Nineteenth Century Protestant intellectuals embraced a positivistic vision of liberty in the Early Republic. Liberty in the era generally meant the freedom to pursue societal good. This American religious order was not in any meaningful way theocratic, but it was still wedded to what Yoram Hazony in his recent Conservatism: A Rediscovery has called a politic of “constraint,” typically maintained through the institutions of family and religion.
The socio-religious conception of constraint formed a vital part of Protestant preaching and writing in the Nineteenth Century. Ministers often used the language of “passions” to describe a lack of constraint in a person’s moral, religious, or social interactions. Princeton professor Archibald Alexander urged “the importance of…government of your passions.” Men with no control over their passions were “justly compared to a ship at sea, which is driven by fierce winds, while she neither is governed by the rudder nor steered by the compass.” Indulging passions allowed them to “gain strength very rapidly.” When “the habit of indulgence is fixed, the moral condition of the sinner is most deplorable, and almost desperate.” In order to guard and constrain human vice, young men especially had to “be well acquainted with the weak points” in their characters and “know something of the strength” of their own passions. [1]

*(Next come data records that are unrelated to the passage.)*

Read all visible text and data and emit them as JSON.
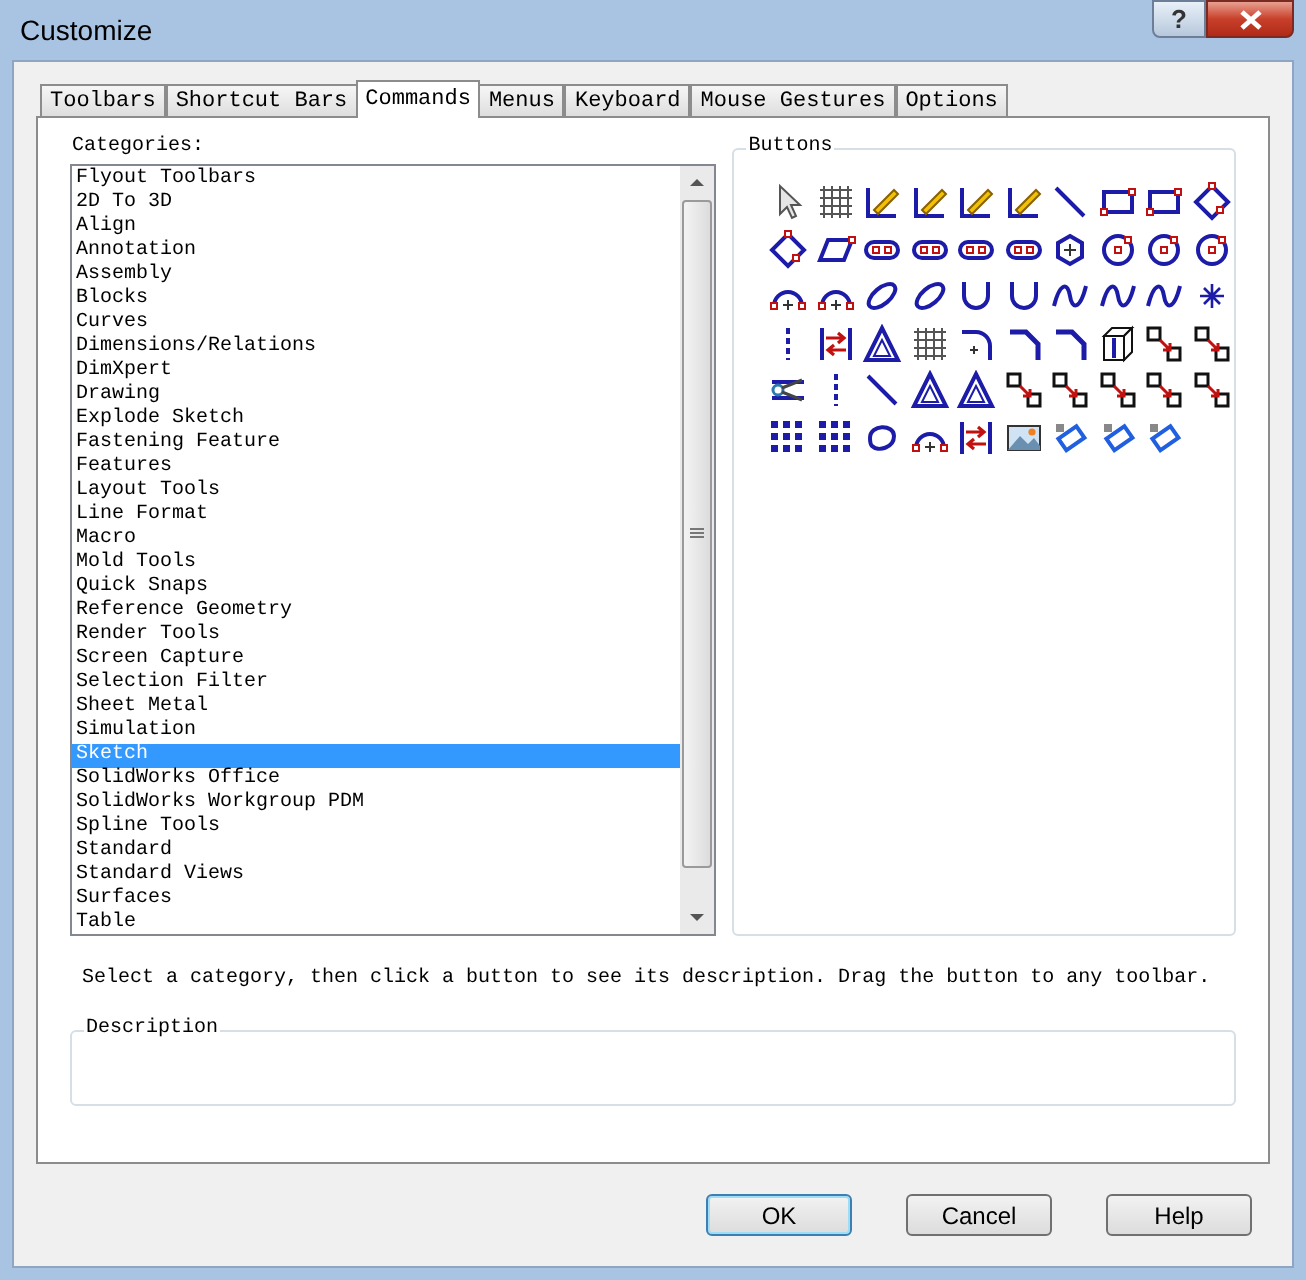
{
  "window": {
    "title": "Customize",
    "help_button": "?"
  },
  "tabs": [
    {
      "label": "Toolbars",
      "selected": false
    },
    {
      "label": "Shortcut Bars",
      "selected": false
    },
    {
      "label": "Commands",
      "selected": true
    },
    {
      "label": "Menus",
      "selected": false
    },
    {
      "label": "Keyboard",
      "selected": false
    },
    {
      "label": "Mouse Gestures",
      "selected": false
    },
    {
      "label": "Options",
      "selected": false
    }
  ],
  "categories": {
    "label": "Categories:",
    "items": [
      {
        "label": "Flyout Toolbars",
        "selected": false
      },
      {
        "label": "2D To 3D",
        "selected": false
      },
      {
        "label": "Align",
        "selected": false
      },
      {
        "label": "Annotation",
        "selected": false
      },
      {
        "label": "Assembly",
        "selected": false
      },
      {
        "label": "Blocks",
        "selected": false
      },
      {
        "label": "Curves",
        "selected": false
      },
      {
        "label": "Dimensions/Relations",
        "selected": false
      },
      {
        "label": "DimXpert",
        "selected": false
      },
      {
        "label": "Drawing",
        "selected": false
      },
      {
        "label": "Explode Sketch",
        "selected": false
      },
      {
        "label": "Fastening Feature",
        "selected": false
      },
      {
        "label": "Features",
        "selected": false
      },
      {
        "label": "Layout Tools",
        "selected": false
      },
      {
        "label": "Line Format",
        "selected": false
      },
      {
        "label": "Macro",
        "selected": false
      },
      {
        "label": "Mold Tools",
        "selected": false
      },
      {
        "label": "Quick Snaps",
        "selected": false
      },
      {
        "label": "Reference Geometry",
        "selected": false
      },
      {
        "label": "Render Tools",
        "selected": false
      },
      {
        "label": "Screen Capture",
        "selected": false
      },
      {
        "label": "Selection Filter",
        "selected": false
      },
      {
        "label": "Sheet Metal",
        "selected": false
      },
      {
        "label": "Simulation",
        "selected": false
      },
      {
        "label": "Sketch",
        "selected": true
      },
      {
        "label": "SolidWorks Office",
        "selected": false
      },
      {
        "label": "SolidWorks Workgroup PDM",
        "selected": false
      },
      {
        "label": "Spline Tools",
        "selected": false
      },
      {
        "label": "Standard",
        "selected": false
      },
      {
        "label": "Standard Views",
        "selected": false
      },
      {
        "label": "Surfaces",
        "selected": false
      },
      {
        "label": "Table",
        "selected": false
      }
    ]
  },
  "buttons_group": {
    "label": "Buttons"
  },
  "hint": "Select a category, then click a button to see its description. Drag the button to any toolbar.",
  "description": {
    "label": "Description"
  },
  "dialog_buttons": [
    {
      "label": "OK",
      "default": true
    },
    {
      "label": "Cancel",
      "default": false
    },
    {
      "label": "Help",
      "default": false
    }
  ]
}
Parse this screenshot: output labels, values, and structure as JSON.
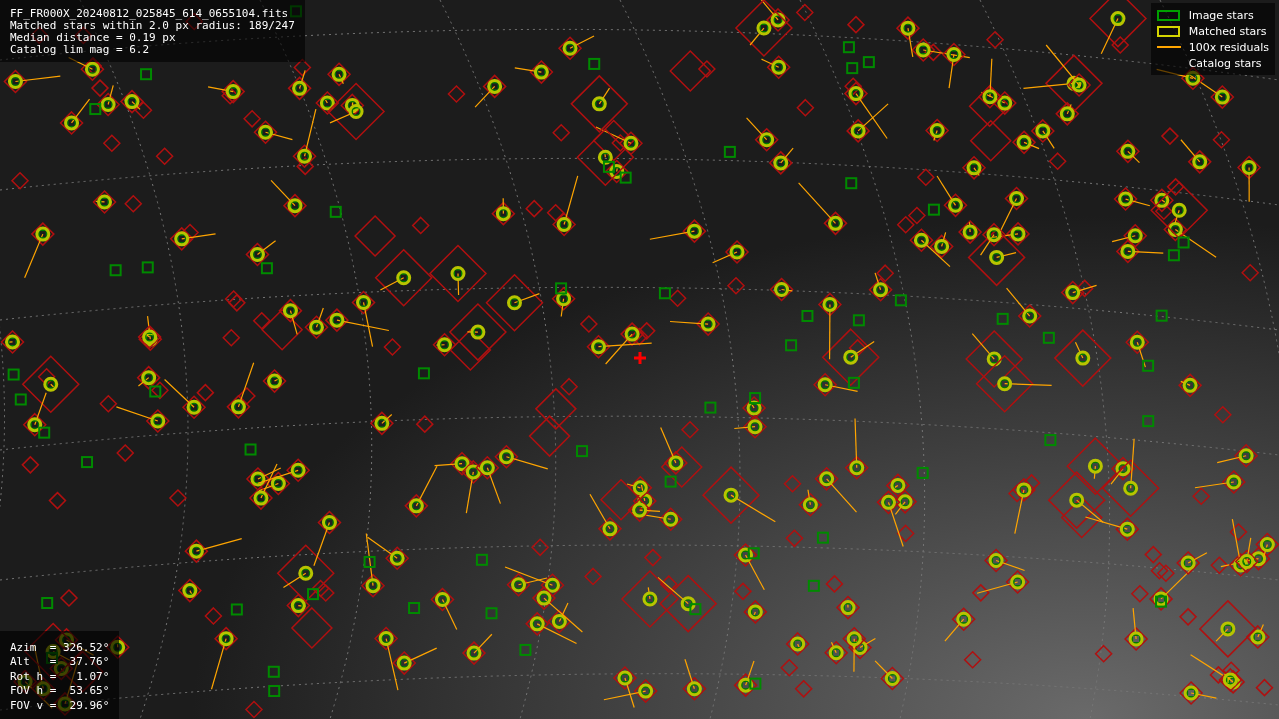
{
  "header": {
    "lines": [
      "FF_FR000X_20240812_025845_614_0655104.fits",
      "Matched stars within 2.0 px radius: 189/247",
      "Median distance = 0.19 px",
      "Catalog lim mag = 6.2"
    ]
  },
  "legend": [
    {
      "kind": "box",
      "color": "#00a000",
      "label": "Image stars"
    },
    {
      "kind": "box",
      "color": "#d4d400",
      "label": "Matched stars"
    },
    {
      "kind": "line",
      "color": "#ffa500",
      "label": "100x residuals"
    },
    {
      "kind": "none",
      "label": "Catalog stars"
    }
  ],
  "pointing": {
    "lines": [
      "Azim  = 326.52°",
      "Alt   =  37.76°",
      "Rot h =   1.07°",
      "FOV h =  53.65°",
      "FOV v =  29.96°"
    ]
  }
}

Famed Congregationalist minister Henry Ward Beecher—no stranger to struggles with passion himself—believed that cultural and social forces usually defeated men unprepared to face them. Only a “brave and strong heart” could “stand up pure in the company of artful wretches.” When societal wickedness meant to “seduce a young man, so tremendous are the odds in favor of practiced experience against innocence that there is not one chance in a thousand, if the young man lets them approach him.” Given the difficulty of withstanding societal pressure, every young man needed to “remember that he carries, by nature, a breast of passions just such as bad men have.”[2]
Northern abolitionist ministers like Beecher shared little politically with southern clergymen of the era, but both groups saw passions and ungovernability as the chief potential vice of youth if left unchecked. William Meade, who served as an Episcopal bishop of Virginia for three decades, warned that idleness in particular was a gateway to passion taking complete control over the individual. “Those who addict themselves to lusts and pleasures,” he warned “are the sons and worshippers of Belial” Youth that devoted “themselves to the superficial accomplishments of the person more than to the solid virtues of the mind, worship the Graces.” Others who “give loose to the angry passions of the soul, worship the Furies.” To those who could not control passions or had disordered passions, “and all others who in their hearts delight in any of the things of this world more than in Him who made, redeemed, and sanctifies man,” Meade issued a stern warning. “Little children, keep yourselves from idols.”[3]
Religious admonitions towards constraint were not merely about an individual’s spiritual health. A New Orleans Presbyterian proposed that love of liberty meant that his congregants should have a love for “the naked majesty of law,” and it was that ardor for law and moral constraint that kept Americans from needing the “bayonet” to preserve American institutions. Early Republic Protestants never embraced theocracy or a Protestant equivalent of integralism but they did not lose sight of what they believed were necessary private and public manifestations of moral government.[4]
[1] Archibald Alexander, Counsels of the Aged to the Young (Philadelphia: Presbyterian Board of Publication, 1852), 28.
[2] In 1872 a magazine published credible evidence of Beecher’s adulterous affair with prominent American suffragette Elizabeth Tilton; Henry Ward Beecher, The Vices; or, Lectures to Young Men (London: Clarke, Beeton, and Co., 1853), 195.
[3] William Meade, The Bible and the Classics (Robert Carter and Bros., 1861), 558.
[4] William Anderson Scott, The Duty of Praying for Our Rulers: A Discourse (New Orleans, 1843), 29.